Ti risvegli e, realmente, il tuo pargolo è sveglio e vuole essere cambiato.

domenica 14 maggio 2017

Festa

C'è stato il tempo del silenzio, quello che ha permesso la ricostruzione della routine e dell'equilibrio.
C'è stato il tempo di mettere le tessere a posto, incastri cauti, dal profilo basso, sottotraccia.

C'è stato il tempo di tornare a godersi casa, e impegni, e nullafare.

C'è stato il tempo di avere un orizzonte, anzi no, qualcosa di simile a un baratro, ma meno apocalittico, forse più simile alla cima di una cascata, o al vertice superiore di un ottovolante.

C'è stato il tempo di cercare, di pensare e cercare, il tempo di immaginare.
Di sperare, e di disperare, quello no. Non c'è stato il tempo.

C'è stato un vortice che risucchia, una vertigine emozionale che fa girare la testa e formicolare le dita di mani e piedi.
C'è stata l'ineluttabilità di prendere coscienza che tutto cambia, che tutto stava cambiando, era già cambiato.

C'è stata l'ostinazione di mantenersi fedeli a sé stessi, nonostante i cambiamenti, visibili e invisibili. Di procrastinare il più possibile il momento in cui l'identità avrebbe dovuto fare i conti col nuovo, con l'esplosione.

C'è stata la paura, c'è stato l'entusiasmo, c'è stata la felicità, a pezzetti, a briciole, a bocconi.
Nel silenzio di casa nostra, a contare i passi ed i momenti prima di.
Prima che.

Arrivassi.

E no, non lo so scrivere.
Annulli la capacità di mettere ordine nella testa, non ne dai il tempo, non c'è spazio per la riflessione.
C'è solo l'attimo, il presente, l'adesso.
Ed è così pieno, così pervasivo.

Tu che sei nuovo,
sei perfetto,
sei nostro.

E ci sorridi, ti avvinghi, ti contorci. E piangi, ti ubriachi, dormi.
Fai ridere, fai piangere, fai stancare.

Sei l'orgoglio e la scommessa.
Ogni giorno, ogni ora diverso.
Ed io, sempre la stessa, sempre diversa.
Ancora zoppicante, incastrata a fatica.
Ma in equilibrio, su funi altissime.
Fiera di r-esistere, con te.
Per te.
Che mi regali questa posizione scomoda ed eletta, preziosissima.
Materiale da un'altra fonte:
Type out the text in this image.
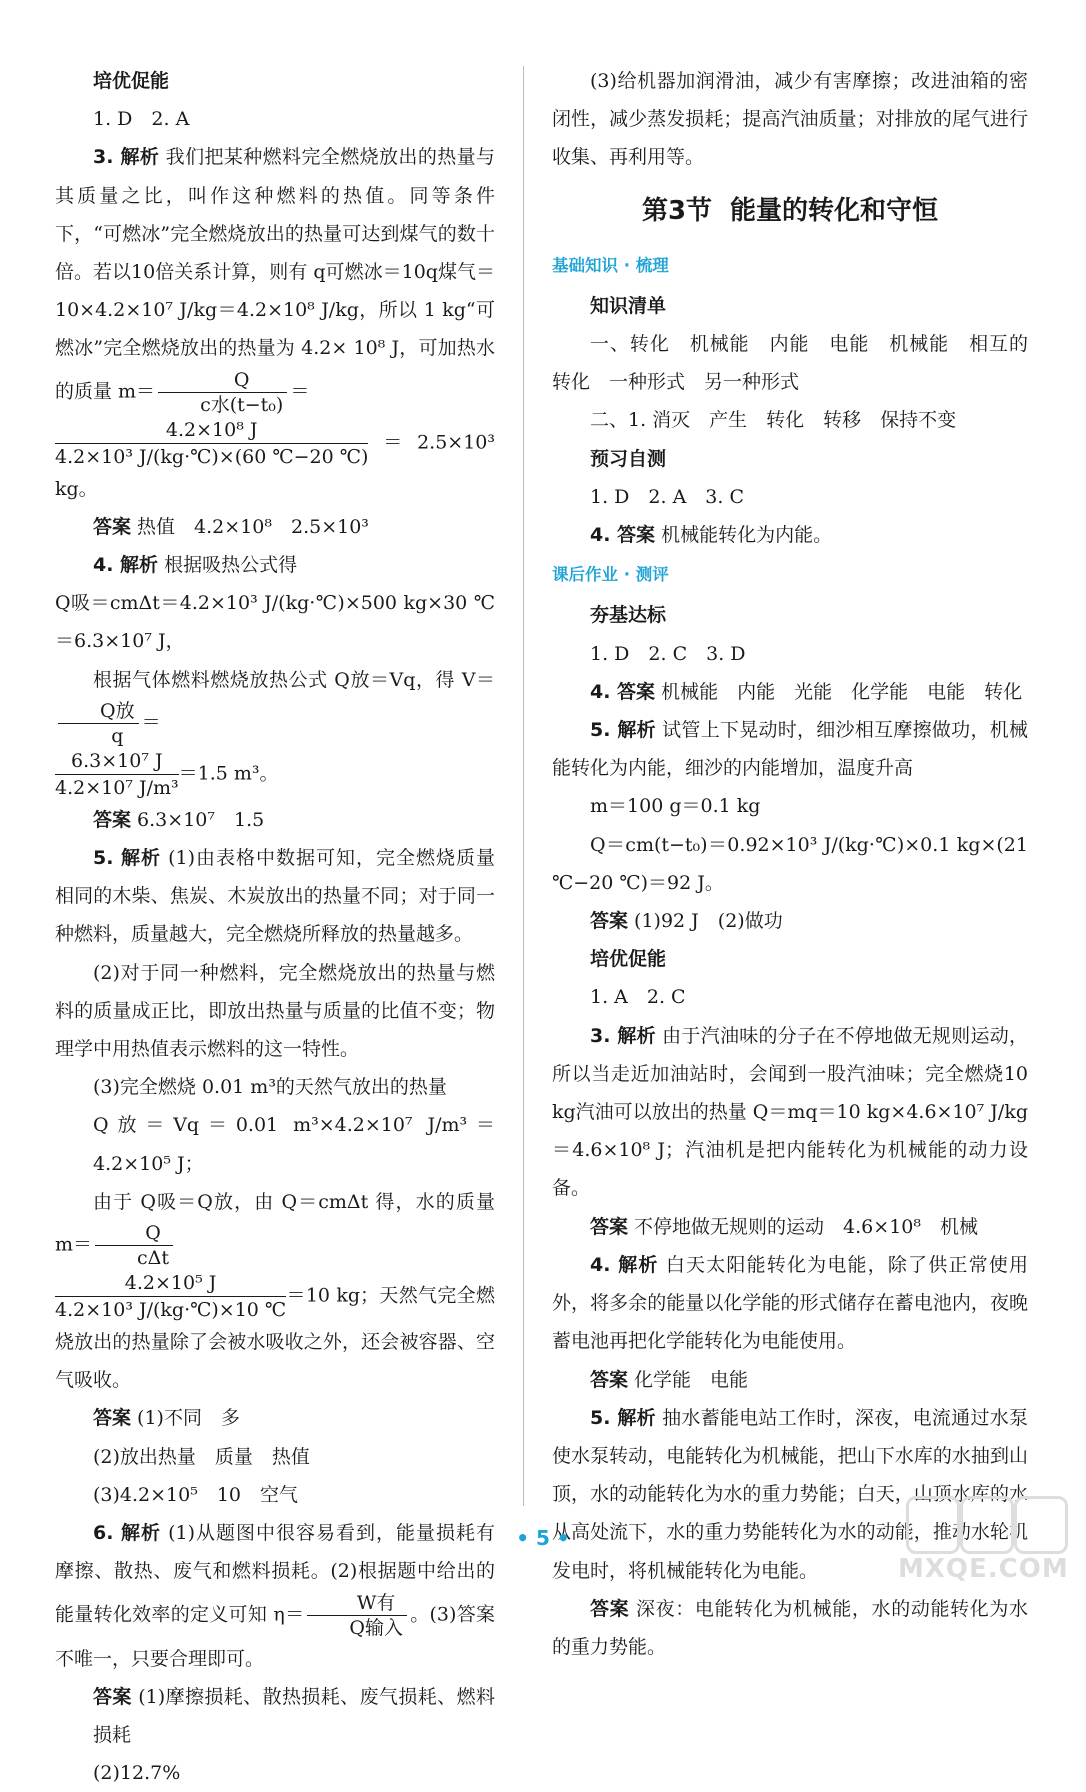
培优促能
1. D　2. A

3. 解析 我们把某种燃料完全燃烧放出的热量与其质量之比，叫作这种燃料的热值。同等条件下，“可燃冰”完全燃烧放出的热量可达到煤气的数十倍。若以10倍关系计算，则有 q可燃冰＝10q煤气＝10×4.2×10⁷ J/kg＝4.2×10⁸ J/kg，所以 1 kg“可燃冰”完全燃烧放出的热量为 4.2× 10⁸ J，可加热水的质量 $m= \frac{Q}{\text{c水(t−t₀)}}$ ＝

$\frac{\text{4.2×10⁸ J}}{\text{4.2×10³ J/(kg·℃)×(60 ℃−20 ℃)}}=2.5\times 10^3$ kg。

答案 热值　4.2×10⁸　2.5×10³

4. 解析 根据吸热公式得

Q吸＝cmΔt＝4.2×10³ J/(kg·℃)×500 kg×30 ℃＝6.3×10⁷ J，

根据气体燃料燃烧放热公式 Q放＝Vq，得 V＝
$\frac{\text{Q放}}{q}$ ＝

$\frac{\text{6.3×10⁷ J}}{\text{4.2×10⁷ J/m³}}=1.5$ m³。

答案 6.3×10⁷　1.5

5. 解析 (1)由表格中数据可知，完全燃烧质量相同的木柴、焦炭、木炭放出的热量不同；对于同一种燃料，质量越大，完全燃烧所释放的热量越多。

(2)对于同一种燃料，完全燃烧放出的热量与燃料的质量成正比，即放出热量与质量的比值不变；物理学中用热值表示燃料的这一特性。

(3)完全燃烧 0.01 m³的天然气放出的热量

Q放＝Vq＝0.01 m³×4.2×10⁷ J/m³＝4.2×10⁵ J；

由于 Q吸＝Q放，由 Q＝cmΔt 得，水的质量 $m= \frac{Q}{\text{cΔt}}$

$\frac{\text{4.2×10⁵ J}}{\text{4.2×10³ J/(kg·℃)×10 ℃}}=10$ kg；天然气完全燃烧放出的热量除了会被水吸收之外，还会被容器、空气吸收。

答案 (1)不同　多

(2)放出热量　质量　热值

(3)4.2×10⁵　10　空气

6. 解析 (1)从题图中很容易看到，能量损耗有摩擦、散热、废气和燃料损耗。(2)根据题中给出的能量转化效率的定义可知 $\eta= \frac{\text{W有}}{\text{Q输入}}$ 。(3)答案不唯一，只要合理即可。

答案 (1)摩擦损耗、散热损耗、废气损耗、燃料损耗

(2)12.7%

(3)给机器加润滑油，减少有害摩擦；改进油箱的密闭性，减少蒸发损耗；提高汽油质量；对排放的尾气进行收集、再利用等。

第3节 能量的转化和守恒
基础知识 · 梳理
知识清单

一、转化　机械能　内能　电能　机械能　相互的　转化　一种形式　另一种形式

二、1. 消灭　产生　转化　转移　保持不变

预习自测
1. D　2. A　3. C

4. 答案 机械能转化为内能。

课后作业 · 测评
夯基达标
1. D　2. C　3. D

4. 答案 机械能　内能　光能　化学能　电能　转化

5. 解析 试管上下晃动时，细沙相互摩擦做功，机械能转化为内能，细沙的内能增加，温度升高

m＝100 g＝0.1 kg

Q＝cm(t−t₀)＝0.92×10³ J/(kg·℃)×0.1 kg×(21 ℃−20 ℃)＝92 J。

答案 (1)92 J　(2)做功

培优促能
1. A　2. C

3. 解析 由于汽油味的分子在不停地做无规则运动，所以当走近加油站时，会闻到一股汽油味；完全燃烧10 kg汽油可以放出的热量 Q＝mq＝10 kg×4.6×10⁷ J/kg＝4.6×10⁸ J；汽油机是把内能转化为机械能的动力设备。

答案 不停地做无规则的运动　4.6×10⁸　机械

4. 解析 白天太阳能转化为电能，除了供正常使用外，将多余的能量以化学能的形式储存在蓄电池内，夜晚蓄电池再把化学能转化为电能使用。

答案 化学能　电能

5. 解析 抽水蓄能电站工作时，深夜，电流通过水泵使水泵转动，电能转化为机械能，把山下水库的水抽到山顶，水的动能转化为水的重力势能；白天，山顶水库的水从高处流下，水的重力势能转化为水的动能，推动水轮机发电时，将机械能转化为电能。

答案 深夜：电能转化为机械能，水的动能转化为水的重力势能。

• 5 •
MXQE.COM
Che vento, che vista che c'è.
Auguri a me.

sabato 31 ottobre 2015

Le cose che amo di Torino/Autunno

La sfacciataggine con cui la natura decide di fagocitare l'urbano, regalandomi colore e stupore.




venerdì 16 ottobre 2015

Come stai?

Come stai?
Come sto? Che domanda... Come sto... Dipende, ecco, dipende, oggi per dire 'no schifo, ieri 'no schifo un po' di meno, due giorni fa alla grande. Va così.

Come stai?
Sto in bilico, tanto per cambiare. Equilibri instabili, solita storia. Abituarcisi mai.
E' che forse c'ho il baricentro più alto, da un po', e tendo a caracollare più facilmente.

Come stai?
Bah... Che vuoi che ti dica. Da due mesi guardo dritto davanti a me, senza sbirciare i piedi, chi si ferma è perduto. O è caduto, peggio. Non è lecito cadere, non si può. Bisogna. Restare. In piedi. Pilastri. E sì, alla fine sono stata brava, alla fine mi sembra di aver resistito bene.
Ho fatto tutto da sola.
Che bambina grande.

Come stai?
Sì ma tu chi sei? Chi sei tu, che me lo stai chiedendo? No perché mi sa che sei solo una voce nella mia testa, sei solo un'eco della mia voce. Come sto? Tanto vale che me lo chieda direttamente da sola.
E' questo il problema. Chiederselo da soli. Darsi una risposta sufficiente, esaustiva. Capire cosa c'è che non va, rimpicciolire il problema fino a farlo scomparire, o forse solo fino a renderlo minimo abbastanza da nasconderlo dietro a qualche sinapsi. Razionalizzare e reagire. Razionalizzare e metabolizzare. Ti piacciono queste parole, eh? Passerà. Passerà tutto e tornerai come prima.

Come stai?
Che poi succede che qualcuno te lo chiede davvero, come stai? Ed è come essere un castello di carte in mezzo alle correnti d'aria. Succede che crolli e non te lo aspetti. Succede che crolli quando meno te lo aspetti. E basta un niente.
Non ero così, io non ero così. E allora come è possibile che adesso.. Davvero volete convincermi del fatto che non è indolore questo meccanismo? Che mostrarsi incrollabile ti rode dall'interno come le termiti? Che non posso dominare le mie reazioni emotive?

Come stai?
Magari starei meglio, se me l'avessero chiesto di più, come stai? Sono arrabbiata, arrabbiata col mondo. Magari starei meglio, sarei meno satura, più lucida, se non avessi dovuto fare tutto maledettamente da sola, se l'intuito degli altri fosse arrivato a capire che bastava chiedere, come stai? E magari ascoltare. Magari farmi parlare un po' di più.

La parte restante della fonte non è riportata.